While initial research concentrated on determining whether machine learning could utilize data to identify a participant's current emotional state, Picard and Pedrelli's current work at MIT's Jameel Clinic has evolved significantly. They now investigate whether machine learning can predict disorder trajectories, detect behavioral changes in individuals, and provide data that informs personalized medical interventions.
In 2016, Picard and Szymon Fedor, a research scientist in Picard's affective computing laboratory, initiated collaboration with Pedrelli. Following a successful small-scale pilot study, they are now in the fourth year of their five-year study funded by the National Institutes of Health.
To conduct their research, the team recruited MGH participants diagnosed with major depression who had recently modified their treatment approach.
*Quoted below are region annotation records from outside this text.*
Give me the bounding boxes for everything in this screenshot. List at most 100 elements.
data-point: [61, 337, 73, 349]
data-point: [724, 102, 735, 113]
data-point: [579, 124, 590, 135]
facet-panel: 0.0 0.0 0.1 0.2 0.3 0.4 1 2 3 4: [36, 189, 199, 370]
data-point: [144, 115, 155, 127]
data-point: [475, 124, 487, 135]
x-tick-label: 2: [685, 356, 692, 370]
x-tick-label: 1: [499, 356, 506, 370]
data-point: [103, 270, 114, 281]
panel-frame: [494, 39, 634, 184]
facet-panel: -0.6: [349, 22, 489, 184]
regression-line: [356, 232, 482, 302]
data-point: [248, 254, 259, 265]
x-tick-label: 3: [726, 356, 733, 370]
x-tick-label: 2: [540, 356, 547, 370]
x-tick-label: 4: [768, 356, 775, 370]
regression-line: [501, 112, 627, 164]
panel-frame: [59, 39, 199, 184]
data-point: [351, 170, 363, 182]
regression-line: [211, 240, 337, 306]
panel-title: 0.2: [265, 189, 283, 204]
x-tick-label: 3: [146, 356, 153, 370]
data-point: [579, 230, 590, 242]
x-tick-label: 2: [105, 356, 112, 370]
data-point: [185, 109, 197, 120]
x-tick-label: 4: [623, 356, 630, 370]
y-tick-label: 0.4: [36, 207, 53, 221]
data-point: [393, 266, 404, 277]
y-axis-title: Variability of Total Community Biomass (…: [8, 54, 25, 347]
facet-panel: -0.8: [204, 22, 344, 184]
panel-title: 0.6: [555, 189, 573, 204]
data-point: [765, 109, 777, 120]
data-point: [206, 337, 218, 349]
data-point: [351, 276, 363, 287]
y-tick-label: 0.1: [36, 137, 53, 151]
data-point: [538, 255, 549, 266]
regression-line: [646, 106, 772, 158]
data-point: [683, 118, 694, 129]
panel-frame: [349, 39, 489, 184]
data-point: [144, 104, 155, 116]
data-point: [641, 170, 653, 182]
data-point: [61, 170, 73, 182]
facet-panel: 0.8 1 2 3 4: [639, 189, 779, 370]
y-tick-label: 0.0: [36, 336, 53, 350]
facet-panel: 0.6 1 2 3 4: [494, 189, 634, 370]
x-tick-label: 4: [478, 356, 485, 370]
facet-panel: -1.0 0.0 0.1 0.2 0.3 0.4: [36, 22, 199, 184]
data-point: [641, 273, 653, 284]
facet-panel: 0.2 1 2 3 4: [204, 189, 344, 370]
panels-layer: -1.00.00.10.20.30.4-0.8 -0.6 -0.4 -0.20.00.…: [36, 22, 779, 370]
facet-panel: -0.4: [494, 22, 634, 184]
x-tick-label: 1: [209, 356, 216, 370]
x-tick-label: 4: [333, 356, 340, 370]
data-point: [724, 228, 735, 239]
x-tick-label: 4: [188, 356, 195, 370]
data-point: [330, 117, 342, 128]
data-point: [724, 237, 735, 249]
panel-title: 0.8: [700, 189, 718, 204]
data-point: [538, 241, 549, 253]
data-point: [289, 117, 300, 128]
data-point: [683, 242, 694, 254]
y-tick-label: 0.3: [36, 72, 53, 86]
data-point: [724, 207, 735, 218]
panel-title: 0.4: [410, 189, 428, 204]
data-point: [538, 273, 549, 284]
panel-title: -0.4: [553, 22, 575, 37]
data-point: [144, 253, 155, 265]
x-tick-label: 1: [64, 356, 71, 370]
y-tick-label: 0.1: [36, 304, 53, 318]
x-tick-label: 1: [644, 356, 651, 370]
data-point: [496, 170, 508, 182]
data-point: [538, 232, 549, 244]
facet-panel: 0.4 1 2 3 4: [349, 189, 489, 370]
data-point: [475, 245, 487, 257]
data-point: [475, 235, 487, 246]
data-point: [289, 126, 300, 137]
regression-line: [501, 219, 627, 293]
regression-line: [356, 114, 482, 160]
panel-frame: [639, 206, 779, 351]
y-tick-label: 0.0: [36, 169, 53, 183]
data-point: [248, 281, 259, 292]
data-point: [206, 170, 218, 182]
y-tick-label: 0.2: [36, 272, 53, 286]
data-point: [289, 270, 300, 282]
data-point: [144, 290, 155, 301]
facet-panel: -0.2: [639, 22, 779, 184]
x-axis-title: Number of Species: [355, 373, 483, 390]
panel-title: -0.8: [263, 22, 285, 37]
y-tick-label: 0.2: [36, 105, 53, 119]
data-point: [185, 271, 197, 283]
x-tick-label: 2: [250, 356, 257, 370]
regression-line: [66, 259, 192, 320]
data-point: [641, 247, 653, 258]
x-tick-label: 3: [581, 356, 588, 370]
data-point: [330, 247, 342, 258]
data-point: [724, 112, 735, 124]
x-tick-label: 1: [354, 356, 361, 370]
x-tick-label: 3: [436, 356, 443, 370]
To date, 48 individuals have enrolled in the study. For 22 hours daily over a 12-week period, participants wear Empatica E4 wristbands. These wearable devices, created by one of Picard's companies, capture biometric information including electrodermal (skin) activity. Participants also install applications on their smartphones that collect data on text messages, phone calls, location information, and app usage patterns. Additionally, these applications prompt participants to complete biweekly depression surveys.
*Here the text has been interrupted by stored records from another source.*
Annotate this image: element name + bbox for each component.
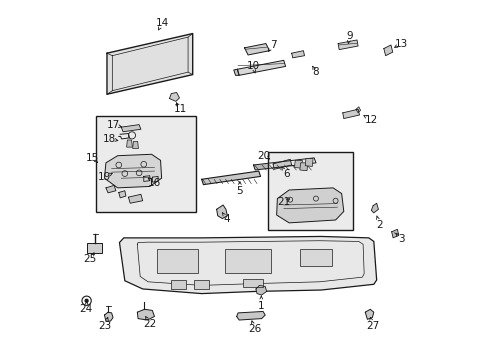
Polygon shape [370,203,378,213]
Polygon shape [104,154,162,188]
Polygon shape [107,33,192,94]
Text: 18: 18 [102,134,116,144]
Polygon shape [253,158,315,170]
Text: 27: 27 [365,321,378,331]
Bar [157,249,198,273]
Text: 22: 22 [143,319,156,329]
Polygon shape [169,93,179,102]
Bar [242,279,263,287]
Text: 23: 23 [99,321,112,331]
Polygon shape [383,45,392,56]
Text: 25: 25 [83,254,97,264]
Polygon shape [291,51,304,58]
Text: 11: 11 [173,104,186,114]
Polygon shape [137,309,154,320]
Text: 20: 20 [257,151,270,161]
Text: 6: 6 [283,168,289,179]
Polygon shape [121,125,141,132]
Polygon shape [119,237,376,294]
Text: 8: 8 [312,67,319,77]
Text: 4: 4 [223,213,229,224]
Bar [194,280,208,289]
Polygon shape [132,141,138,149]
Text: 7: 7 [269,40,276,50]
Polygon shape [216,205,227,219]
Polygon shape [272,159,291,169]
Bar [87,243,102,253]
Text: 13: 13 [394,39,407,49]
Text: 15: 15 [86,153,99,163]
Bar [224,249,271,273]
Text: 21: 21 [277,197,290,207]
Text: 1: 1 [258,301,264,311]
Polygon shape [337,40,357,50]
Text: 10: 10 [246,62,260,71]
Text: 16: 16 [147,178,161,188]
Bar [96,116,195,212]
Polygon shape [233,69,239,75]
Bar [299,249,331,266]
Text: 17: 17 [106,120,120,130]
Polygon shape [236,311,264,320]
Polygon shape [391,229,398,238]
Polygon shape [237,60,285,75]
Text: 26: 26 [247,324,261,334]
Text: 2: 2 [375,220,382,230]
Bar [171,280,185,289]
Polygon shape [104,312,113,321]
Polygon shape [342,109,359,118]
Polygon shape [365,309,373,319]
Polygon shape [305,158,312,166]
Text: 19: 19 [98,172,111,182]
Polygon shape [119,191,125,198]
Polygon shape [201,171,260,185]
Polygon shape [255,285,266,295]
Polygon shape [294,160,302,168]
Polygon shape [106,185,116,193]
Polygon shape [276,188,343,223]
Text: 24: 24 [79,304,92,314]
Text: 3: 3 [398,234,404,244]
Circle shape [84,298,88,303]
Polygon shape [126,140,132,147]
Polygon shape [355,107,360,113]
Polygon shape [128,194,142,203]
Text: 9: 9 [346,31,352,41]
Polygon shape [299,163,307,171]
Bar [267,152,353,230]
Text: 5: 5 [236,186,243,196]
Text: 14: 14 [155,18,169,28]
Polygon shape [244,44,269,55]
Text: 12: 12 [364,115,377,125]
Each week, patients meet with a clinician who evaluates their depressive symptoms.
"We input all the data collected from wearables and smartphones into our machine-learning algorithm and evaluate how effectively the machine learning predicts the labels assigned by clinicians," Picard states. "Currently, our prediction accuracy is quite high."
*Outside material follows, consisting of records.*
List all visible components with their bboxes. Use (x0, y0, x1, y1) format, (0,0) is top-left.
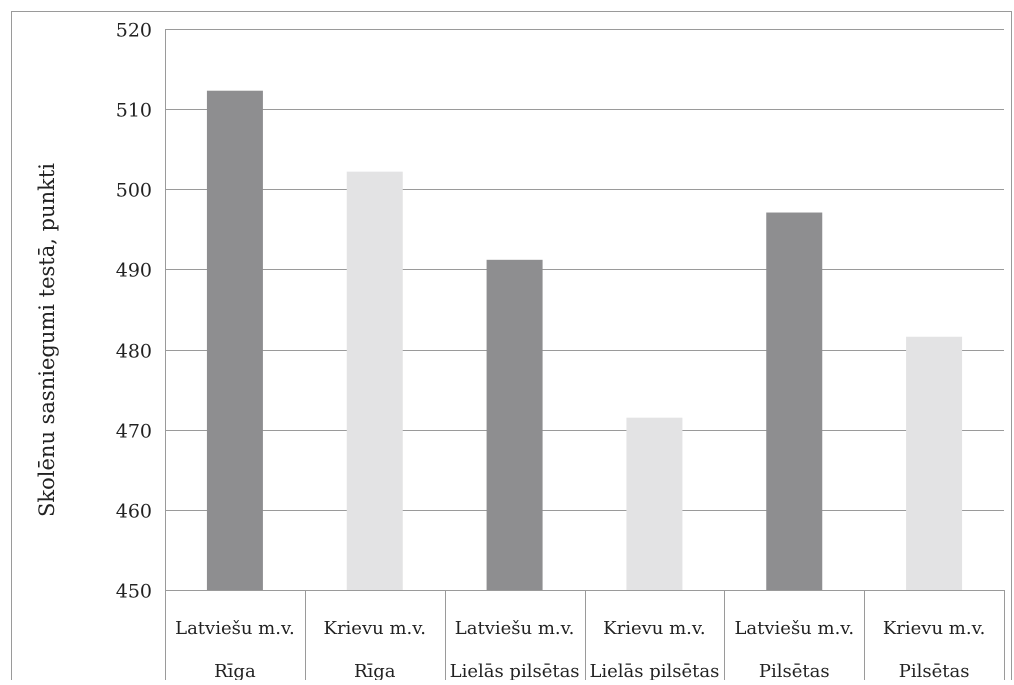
bar (906, 336, 963, 590)
bar (766, 212, 823, 590)
y-tick-label: 480 (116, 341, 152, 363)
category-label-bottom: Lielās pilsētas (450, 661, 580, 680)
category-table (165, 590, 1005, 680)
category-label-top: Krievu m.v. (603, 618, 706, 639)
y-axis-title: Skolēnu sasniegumi testā, punkti (35, 163, 59, 517)
category-label-top: Latviešu m.v. (455, 618, 575, 639)
category-label-bottom: Lielās pilsētas (589, 661, 719, 680)
category-label-top: Krievu m.v. (883, 618, 986, 639)
bar (626, 417, 683, 590)
bars (206, 90, 963, 591)
y-tick-label: 520 (116, 20, 152, 42)
y-tick-label: 500 (116, 180, 152, 202)
y-tick-label: 490 (116, 260, 152, 282)
category-label-bottom: Pilsētas (759, 661, 830, 680)
y-tick-label: 450 (116, 581, 152, 603)
category-label-top: Latviešu m.v. (175, 618, 295, 639)
gridlines (11, 11, 1012, 685)
category-label-bottom: Rīga (354, 661, 396, 680)
category-label-bottom: Pilsētas (899, 661, 970, 680)
y-tick-labels: 450 460 470 480 490 500 510 520 (116, 20, 152, 603)
chart-frame (11, 11, 1012, 685)
y-tick-label: 470 (116, 421, 152, 443)
bar (346, 171, 403, 590)
category-label-top: Krievu m.v. (324, 618, 427, 639)
y-tick-label: 460 (116, 501, 152, 523)
y-tick-label: 510 (116, 100, 152, 122)
category-labels: Latviešu m.v. Rīga Krievu m.v. Rīga Latviešu… (175, 618, 986, 682)
bar (486, 259, 543, 590)
bar (206, 90, 263, 591)
category-label-top: Latviešu m.v. (734, 618, 854, 639)
category-label-bottom: Rīga (214, 661, 256, 680)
Empowering Individuals Through Technology
While developing effective machine-learning algorithms presents one set of challenges, designing a tool that genuinely empowers and supports users represents another significant hurdle. Picard notes, "The critical question we're now addressing is: once we have these machine-learning algorithms, how can they truly benefit people?"
Picard and her team are carefully considering how their machine-learning algorithms might present findings to users—potentially through a dedicated device, smartphone application, or even a system that notifies predetermined doctors or family members about optimal ways to support the user.
For instance, consider a technology that detects that an individual has recently experienced reduced sleep, spent more time indoors, and exhibited an elevated heart rate. These subtle changes might escape notice by both the individual and their loved ones. Machine-learning algorithms could analyze these data points, mapping them against the individual's historical patterns and the experiences of other users. The technology might then encourage the individual to engage in behaviors that previously improved their well-being or prompt them to contact their healthcare provider.
If implemented inappropriately, this type of technology could potentially produce adverse effects. For example, if an application alerts someone that they're approaching a severe depressive episode, this information might trigger discouragement or intensify negative emotions. To address this concern, Pedrelli and Picard are actively involving actual users in the design process to create a tool that provides assistance without causing harm.
"An effective tool might inform an individual: 'The reason you're feeling down may relate to changes in your sleep patterns, reduced social activity, and decreased time spent with friends, along with diminished physical activity. We recommend finding ways to increase these activities,'" Picard explains. The team also prioritizes data privacy and ensures informed consent from all participants.
Artificial intelligence and machine-learning algorithms can identify connections and patterns in large datasets that humans might easily overlook, Picard concludes. "I believe there's a compelling argument for technology helping humans better understand and support other humans."